Should you choose your child’s friends? Here is your answer!

As parents we all tend to want the best for our kids! You choose between cloth diapers and disposable diapers, between breastfeeding and formula feeding, between weaning and nursing him as long as he wished to, and the list is just endless. So, when it comes to choosing your kid’s friends, why should we parents shrug our shoulders?

Like any other parent I too want to raise a responsible child, and the company he chooses will definitely influence him to a large extent. So, being ‘picky’ when it comes to making friends is never a wrong thing, I feel. And I was reassured about this fact, earlier this month, when my four-year-old fearlessly uttered a bad word, which almost made me skip a heartbeat. After reassuring I heard it right, I asked him who taught him the word. ‘My friend’ he said in a very casual tone.

Now, there were only two ways: I could either tell him his language was inappropriate or I take the matter to his teachers and also let the other boy’s parents know what their son was doing in school. I obviously chose the former and let the matter rest.

Now that these conversations were a common topic of discussion in my mommy’s group, I was transported back to my college days when my friends played a pivotal role in my life. I remember hanging out with my friends for most part of the day and learnt a lot of lessons from each of them – all very important life lessons!

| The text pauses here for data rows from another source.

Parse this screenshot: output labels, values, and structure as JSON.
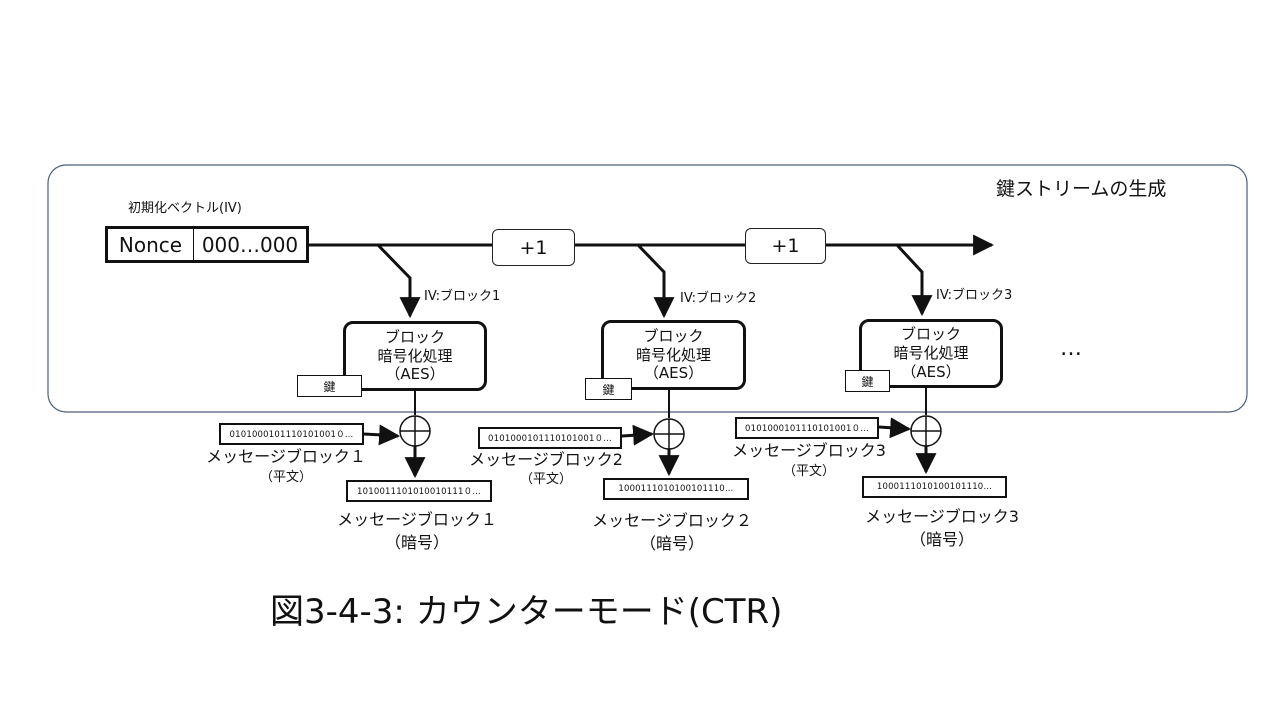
{
  "region_label": "鍵ストリームの生成",
  "iv": {
    "label": "初期化ベクトル(IV)",
    "nonce": "Nonce",
    "counter": "000…000"
  },
  "increment_label": "+1",
  "continuation": "…",
  "blocks": [
    {
      "iv_label": "IV:ブロック1",
      "cipher_line1": "ブロック",
      "cipher_line2": "暗号化処理",
      "cipher_line3": "（AES）",
      "key": "鍵",
      "plain_bits": "0101000101110101001０…",
      "plain_label": "メッセージブロック１",
      "plain_sub": "（平文）",
      "cipher_bits": "1010011101010010111０…",
      "cipher_label": "メッセージブロック１",
      "cipher_sub": "（暗号）"
    },
    {
      "iv_label": "IV:ブロック2",
      "cipher_line1": "ブロック",
      "cipher_line2": "暗号化処理",
      "cipher_line3": "（AES）",
      "key": "鍵",
      "plain_bits": "0101000101110101001０…",
      "plain_label": "メッセージブロック2",
      "plain_sub": "（平文）",
      "cipher_bits": "1000111010100101110…",
      "cipher_label": "メッセージブロック２",
      "cipher_sub": "（暗号）"
    },
    {
      "iv_label": "IV:ブロック3",
      "cipher_line1": "ブロック",
      "cipher_line2": "暗号化処理",
      "cipher_line3": "（AES）",
      "key": "鍵",
      "plain_bits": "0101000101110101001０…",
      "plain_label": "メッセージブロック3",
      "plain_sub": "（平文）",
      "cipher_bits": "1000111010100101110…",
      "cipher_label": "メッセージブロック3",
      "cipher_sub": "（暗号）"
    }
  ],
  "caption": "図3-4-3: カウンターモード(CTR)"
}
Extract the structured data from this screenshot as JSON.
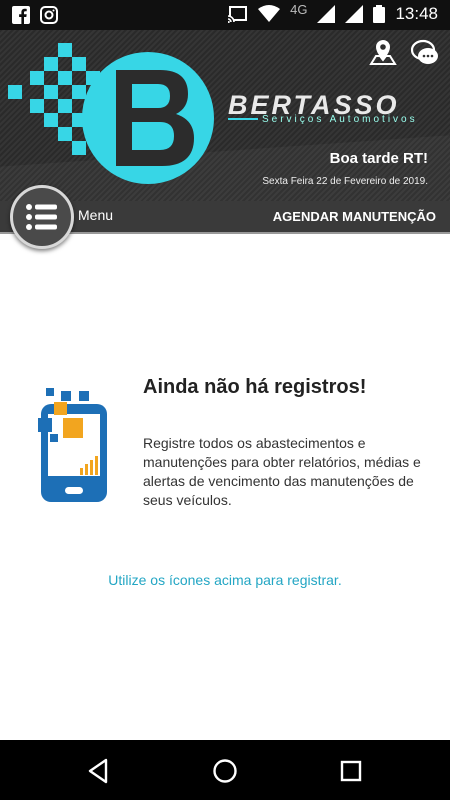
{
  "status_bar": {
    "time": "13:48",
    "network": "4G",
    "icons": [
      "facebook-icon",
      "instagram-icon",
      "cast-icon",
      "wifi-icon",
      "signal-icon",
      "battery-icon"
    ]
  },
  "header": {
    "brand_name": "BERTASSO",
    "brand_tagline": "Serviços Automotivos",
    "greeting": "Boa tarde RT!",
    "date": "Sexta Feira 22 de Fevereiro de 2019.",
    "icons": [
      "map-pin-icon",
      "chat-icon"
    ]
  },
  "menubar": {
    "menu_label": "Menu",
    "schedule_label": "AGENDAR MANUTENÇÃO"
  },
  "empty_state": {
    "title": "Ainda não há registros!",
    "text": "Registre todos os abastecimentos e manutenções para obter relatórios, médias e alertas de vencimento das manutenções de seus veículos.",
    "hint": "Utilize os ícones acima para registrar."
  },
  "colors": {
    "accent": "#23a6c4",
    "logo_cyan": "#37d6e6",
    "header_bg": "#2f2f2f",
    "menubar_bg": "#3a3a3a"
  }
}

A perfect peer group is important in everything your child does- whether it is studying, playing or hanging out. So, why is it wrong for us to know who our child chooses to make friends with? As a mother I definitely would like to know who his friend is, his family background, his morals and values and more.

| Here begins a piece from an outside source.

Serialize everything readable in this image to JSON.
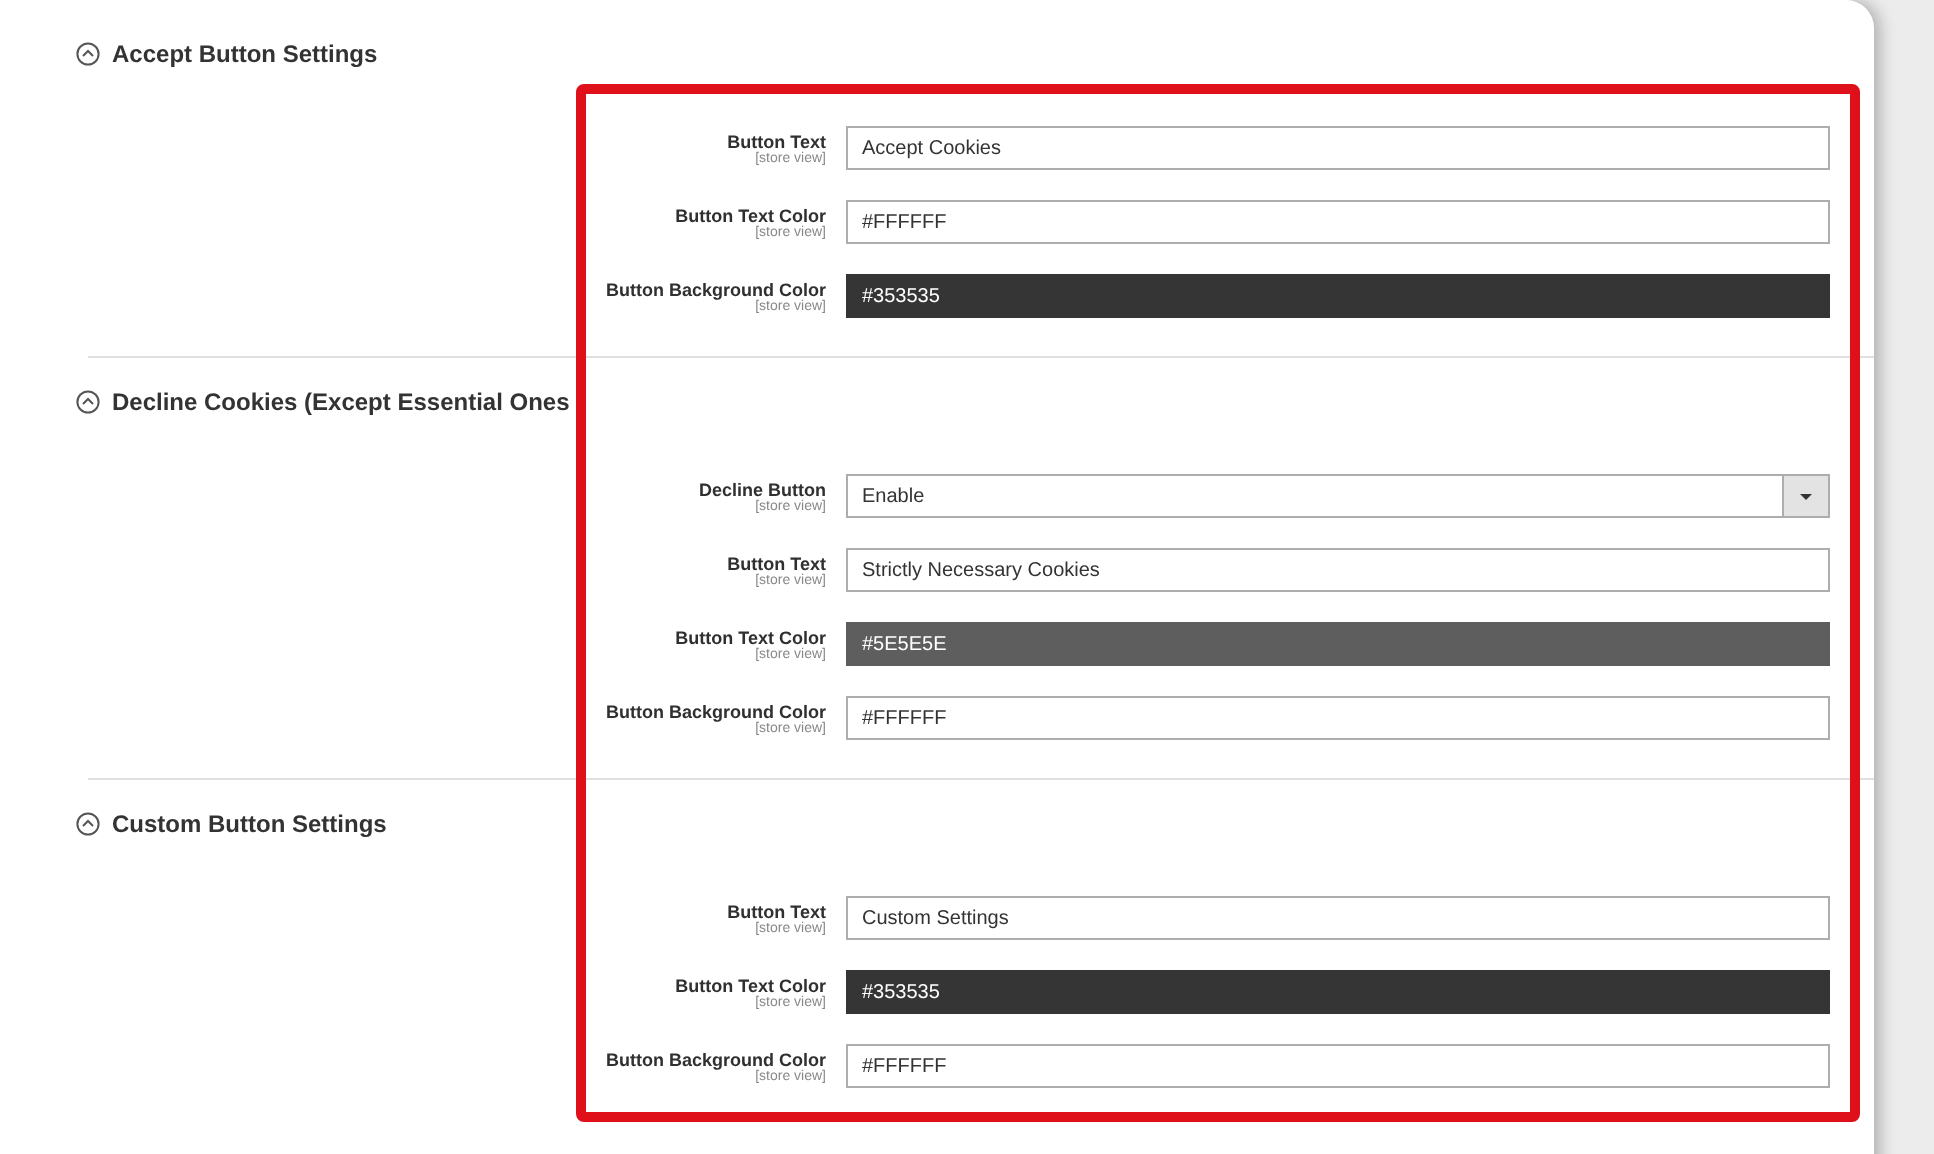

So when it came to whether I should influence my opinions on my kid, I firmly felt I must! In today’s times when kids are exposed to so much through social media and TV, it is only for his own safety that I will influence him with my choices (Without being too nosy!). Monitoring who they hang out with at schools, play dates, and tuitions will only help your kid find a ground of his own.  

As parents, let’s drop the charade! Let’s own up to being nosy and picky and choosy when it comes to our kid’s friends only to understand that we, as parents, are only worried about the ‘friends’ our children make. I do agree that we will not be able to shadow them all along, but a little more guidance and involvement will help them choose their friends wisely.

 

After all, it hurts more when they fall, than it actually hurts them!